A DIFFERENT WP SITE ON THE SAME SERVER FUNCTIONED AS EXPECTED
On a different site on the same server with less content and plugins, I used the same tool to switch from WordPress v5.3.2 and it worked perfectly as expected.
It looks like your web server is loading old versions of some files (something that requires sodium_compat, and something from the fatal error handler, neither of which we include in ClassicPress). This does not represent the order in which things actually happen during the update process: by the time about.php?updated loads, the updated versions of all core files have been written to disk.
This makes me think you are indeed seeing an issue with some caching layer (probably not a WP plugin, probably something lower in the stack). However I don’t know what it would be.
cc @invisnet, any idea what layer might be causing the webserver to read old versions of PHP files for a few seconds after a migration (or presumably any other major upgrade) completes?

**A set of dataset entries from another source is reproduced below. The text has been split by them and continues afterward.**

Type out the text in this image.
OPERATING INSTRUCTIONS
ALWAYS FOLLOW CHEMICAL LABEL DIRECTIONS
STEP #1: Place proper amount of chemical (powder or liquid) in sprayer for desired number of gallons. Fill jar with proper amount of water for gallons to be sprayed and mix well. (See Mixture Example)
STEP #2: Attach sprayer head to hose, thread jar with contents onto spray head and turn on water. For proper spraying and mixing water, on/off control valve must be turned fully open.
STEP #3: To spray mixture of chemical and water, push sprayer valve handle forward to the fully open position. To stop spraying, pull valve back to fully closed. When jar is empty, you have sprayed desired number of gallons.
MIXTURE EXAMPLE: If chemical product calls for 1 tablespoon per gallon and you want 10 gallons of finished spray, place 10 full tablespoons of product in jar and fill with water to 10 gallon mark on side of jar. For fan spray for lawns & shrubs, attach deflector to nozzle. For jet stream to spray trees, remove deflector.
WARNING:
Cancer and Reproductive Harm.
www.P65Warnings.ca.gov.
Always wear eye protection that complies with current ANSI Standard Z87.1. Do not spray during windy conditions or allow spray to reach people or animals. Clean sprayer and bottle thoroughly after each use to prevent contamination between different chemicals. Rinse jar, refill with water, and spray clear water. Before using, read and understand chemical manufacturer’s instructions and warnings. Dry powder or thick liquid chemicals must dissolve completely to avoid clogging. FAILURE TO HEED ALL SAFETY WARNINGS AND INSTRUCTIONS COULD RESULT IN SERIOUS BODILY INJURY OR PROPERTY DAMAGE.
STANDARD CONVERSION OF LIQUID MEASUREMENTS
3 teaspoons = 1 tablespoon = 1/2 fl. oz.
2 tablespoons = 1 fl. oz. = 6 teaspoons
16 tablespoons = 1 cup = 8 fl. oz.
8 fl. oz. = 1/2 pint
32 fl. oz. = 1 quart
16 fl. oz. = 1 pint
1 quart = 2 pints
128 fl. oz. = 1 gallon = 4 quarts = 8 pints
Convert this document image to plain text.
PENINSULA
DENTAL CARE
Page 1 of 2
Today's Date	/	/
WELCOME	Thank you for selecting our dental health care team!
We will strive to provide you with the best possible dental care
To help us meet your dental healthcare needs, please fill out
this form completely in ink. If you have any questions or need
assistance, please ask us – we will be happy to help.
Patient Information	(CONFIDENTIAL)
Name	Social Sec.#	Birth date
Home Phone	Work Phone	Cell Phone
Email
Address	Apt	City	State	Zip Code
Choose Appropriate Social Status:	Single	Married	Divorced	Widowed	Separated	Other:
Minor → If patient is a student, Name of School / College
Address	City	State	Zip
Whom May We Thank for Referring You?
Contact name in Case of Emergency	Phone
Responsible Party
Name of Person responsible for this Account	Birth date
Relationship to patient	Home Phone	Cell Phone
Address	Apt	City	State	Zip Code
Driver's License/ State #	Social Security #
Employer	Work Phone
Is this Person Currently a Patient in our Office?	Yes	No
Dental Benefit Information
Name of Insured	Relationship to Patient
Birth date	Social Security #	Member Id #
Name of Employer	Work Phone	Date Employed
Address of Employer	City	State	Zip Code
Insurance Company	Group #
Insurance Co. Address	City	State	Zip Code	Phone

Finally one thing we definitely can fix from the above is the fact that the migration plugin still switches to ClassicPress 1.1.1. However this requires us to complete some infrastructure tasks first (re-establish the nightly build). This is being tracked here: https://github.com/ClassicPress/ClassicPress-Migration-Plugin/issues/68
Could be. I’m not very familiar with the PHP opcache, but if that’s what it is then the fix should be as simple as calling opcache_reset after an upgrade completes:
if ( function_exists( 'opcache_reset' ) ) {
opcache_reset();
}
That was mostly Wade actually. For future reference you can make readable code blocks for code or log output by surrounding them in three backticks, like this:
```
code here
```
I don’t know off-hand, I’d have to take a closer look at it also. The key is to make sure this runs after the upgrade has completed, immediately before you get redirected to the About page again.
Testing changes that involve upgrades can also be tricky.